Client contact management
Information gathered from new clients that used to be done through in-person interviews can now be done through online client in-take forms. Interactions with clients must be integrated with platforms to keep clients informed of the progress of their matters. Software must come with shared client portals where clients are provided with information as to the status of their case. This creates transparency and reduces anxiety in clients. Clients can also gain peace of mind if they are sent reminder emails and notifications of important steps, court dates, deadlines and other milestones in their matters. If their presence or personal involvement and appearance is required, then automated notifications will make practice more efficient.
Online payment portal
Clients will appreciate ease of payment. Giving clients various ways of replenishing funds in escrow is crucial. Making payments for services reduces the time spent in collecting fees and bringing income into the firm.

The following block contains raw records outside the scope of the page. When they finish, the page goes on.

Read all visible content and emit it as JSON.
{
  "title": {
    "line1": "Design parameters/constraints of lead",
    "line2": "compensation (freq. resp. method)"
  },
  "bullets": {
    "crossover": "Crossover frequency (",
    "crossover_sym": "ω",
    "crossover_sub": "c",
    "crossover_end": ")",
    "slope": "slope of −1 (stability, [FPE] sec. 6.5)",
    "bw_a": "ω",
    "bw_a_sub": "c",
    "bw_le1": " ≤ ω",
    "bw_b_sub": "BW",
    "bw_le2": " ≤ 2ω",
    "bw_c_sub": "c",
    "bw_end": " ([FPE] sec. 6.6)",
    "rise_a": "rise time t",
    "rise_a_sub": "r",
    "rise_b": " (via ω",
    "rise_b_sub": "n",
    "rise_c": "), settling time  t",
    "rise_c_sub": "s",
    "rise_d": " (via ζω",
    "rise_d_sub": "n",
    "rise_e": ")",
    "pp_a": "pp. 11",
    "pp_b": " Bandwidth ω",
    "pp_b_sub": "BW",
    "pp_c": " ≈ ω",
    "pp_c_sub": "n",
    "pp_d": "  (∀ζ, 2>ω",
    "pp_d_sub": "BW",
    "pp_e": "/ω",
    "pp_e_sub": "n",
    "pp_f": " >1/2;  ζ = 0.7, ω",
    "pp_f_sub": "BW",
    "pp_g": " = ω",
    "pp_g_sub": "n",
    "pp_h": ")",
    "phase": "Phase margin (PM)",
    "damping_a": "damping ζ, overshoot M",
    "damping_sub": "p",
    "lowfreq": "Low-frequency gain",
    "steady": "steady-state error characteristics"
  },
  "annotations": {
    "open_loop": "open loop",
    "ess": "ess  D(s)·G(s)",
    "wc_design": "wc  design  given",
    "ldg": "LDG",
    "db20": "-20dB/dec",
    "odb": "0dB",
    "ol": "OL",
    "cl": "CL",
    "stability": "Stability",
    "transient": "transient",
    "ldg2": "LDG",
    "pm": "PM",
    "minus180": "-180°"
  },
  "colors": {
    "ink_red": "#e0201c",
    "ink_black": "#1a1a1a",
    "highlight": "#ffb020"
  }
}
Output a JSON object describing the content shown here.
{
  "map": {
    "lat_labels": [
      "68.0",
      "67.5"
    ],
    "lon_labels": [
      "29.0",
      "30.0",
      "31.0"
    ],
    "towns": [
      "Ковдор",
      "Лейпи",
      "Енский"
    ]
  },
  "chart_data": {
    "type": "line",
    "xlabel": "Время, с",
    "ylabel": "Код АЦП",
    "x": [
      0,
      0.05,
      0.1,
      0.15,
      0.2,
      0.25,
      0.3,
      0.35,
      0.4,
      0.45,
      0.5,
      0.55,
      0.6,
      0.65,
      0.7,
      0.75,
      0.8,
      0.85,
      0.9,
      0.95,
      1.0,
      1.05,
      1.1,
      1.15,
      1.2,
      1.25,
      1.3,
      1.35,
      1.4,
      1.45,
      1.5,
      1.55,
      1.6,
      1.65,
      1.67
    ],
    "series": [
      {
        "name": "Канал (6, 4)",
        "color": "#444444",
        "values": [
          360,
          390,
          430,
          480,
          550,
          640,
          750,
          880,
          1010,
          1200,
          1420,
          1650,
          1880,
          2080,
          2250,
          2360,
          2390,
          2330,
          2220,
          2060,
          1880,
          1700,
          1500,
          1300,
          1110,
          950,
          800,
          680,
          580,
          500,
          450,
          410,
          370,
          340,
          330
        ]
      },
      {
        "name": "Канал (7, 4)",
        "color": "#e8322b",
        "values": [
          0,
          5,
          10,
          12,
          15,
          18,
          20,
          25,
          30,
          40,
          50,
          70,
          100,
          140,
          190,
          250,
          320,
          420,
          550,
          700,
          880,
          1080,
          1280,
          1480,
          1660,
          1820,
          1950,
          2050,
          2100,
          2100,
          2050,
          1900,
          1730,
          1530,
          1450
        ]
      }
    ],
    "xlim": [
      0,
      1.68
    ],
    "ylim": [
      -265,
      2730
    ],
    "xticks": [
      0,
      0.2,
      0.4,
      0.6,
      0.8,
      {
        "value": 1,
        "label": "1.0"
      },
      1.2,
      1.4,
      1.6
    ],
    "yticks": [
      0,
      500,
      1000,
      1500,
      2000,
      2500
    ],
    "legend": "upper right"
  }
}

Clients will also appreciate when they can securely sign documents and contracts online. Instead of scanning, printing and signing documents by hand as most other law firms offer. This reduces stress and man-hours spent on clerical tasks.
Lastly, firms must be able to generate reports. Using tools to help them determine not only the income earned, income receivable but also examine which marketing channels work and which referral sources deliver revenue. Lawyers must be able to analyze the types of legal matter that they take on. The services that earn the most income for their firms can be analyzed directly on the software.
While the Covid-19 quarantine blindsided the legal profession and stalled the business of law firms, it allowed legal professionals to creatively find new ways of practicing the law profession. Difficulties can yet be turned into opportunities with the proper tools.